The embryonic heart is an active and developing organ. Genetic studies in mouse models have generated great insight into normal heart development and congenital heart defects, and suggest mechanical forces such as heart contraction and blood flow to be implicated in cardiogenesis and disease. To explore this relationship and investigate the interplay between biomechanical forces and cardiac development, live dynamic cardiac imaging is essential. Cardiodynamic imaging with optical coherence tomography (OCT) is proving to be a unique approach to functional analysis of the embryonic mouse heart. Its compatibility with live culture systems, reagent-free contrast, cellular level resolution, and millimeter scale imaging depth make it capable of imaging the heart volumetrically and providing spatially resolved information on heart wall dynamics and blood flow.

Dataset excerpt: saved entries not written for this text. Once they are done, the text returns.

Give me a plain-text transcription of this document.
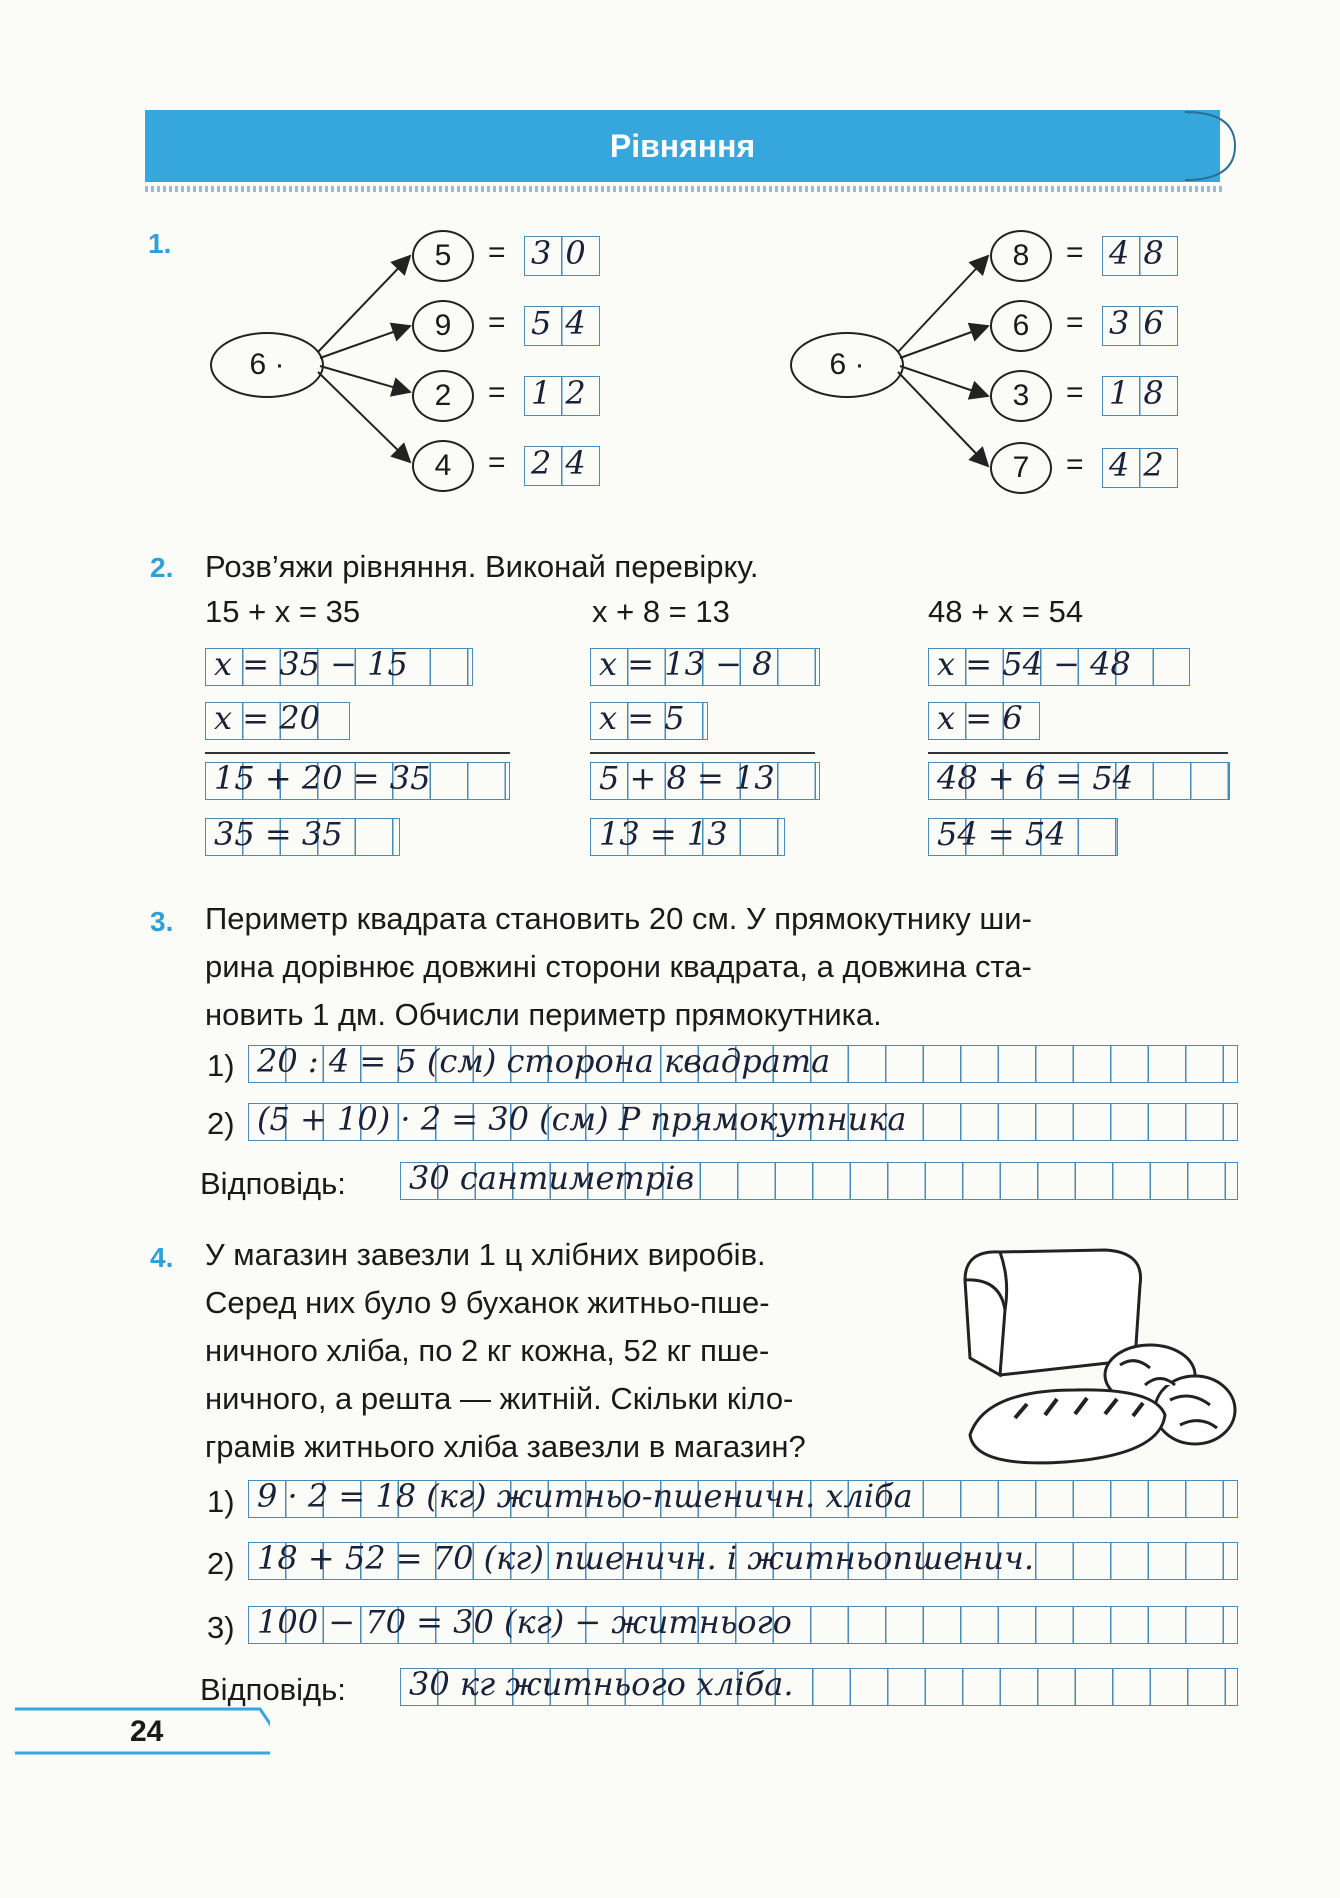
Рівняння
1.
6 ·	6 ·
5
9
2
4
=
=
=
=
30
54
12
24
8
6
3
7
=
=
=
=
48
36
18
42
2. Розв’яжи рівняння. Виконай перевірку.
15 + x = 35	x + 8 = 13	48 + x = 54
x = 35 − 15
x = 20
x = 13 − 8
x = 5
x = 54 − 48
x = 6
15 + 20 = 35
35 = 35
5 + 8 = 13
13 = 13
48 + 6 = 54
54 = 54
3. Периметр квадрата становить 20 см. У прямокутнику ши-
рина дорівнює довжині сторони квадрата, а довжина ста-
новить 1 дм. Обчисли периметр прямокутника.
1) 20 : 4 = 5 (см) сторона квадрата
2) (5 + 10) · 2 = 30 (см) P прямокутника
Відповідь: 30 сантиметрів
4. У магазин завезли 1 ц хлібних виробів.
Серед них було 9 буханок житньо-пше-
ничного хліба, по 2 кг кожна, 52 кг пше-
ничного, а решта — житній. Скільки кіло-
грамів житнього хліба завезли в магазин?
1) 9 · 2 = 18 (кг) житньо-пшеничн. хліба
2) 18 + 52 = 70 (кг) пшеничн. і житньопшенич.
3) 100 − 70 = 30 (кг) − житнього
Відповідь: 30 кг житнього хліба.
24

Here, we review the progress made in mouse embryonic cardiodynamic imaging with OCT, highlighting leaps in technology to overcome limitations in resolution and acquisition speed. We describe state-of-the-art functional OCT methods such as Doppler OCT and OCT angiography for blood flow imaging and quantification in the beating heart. As OCT is a continuously developing technology, we provide insight into the future developments of this area, toward the investigation of normal cardiogenesis and congenital heart defects.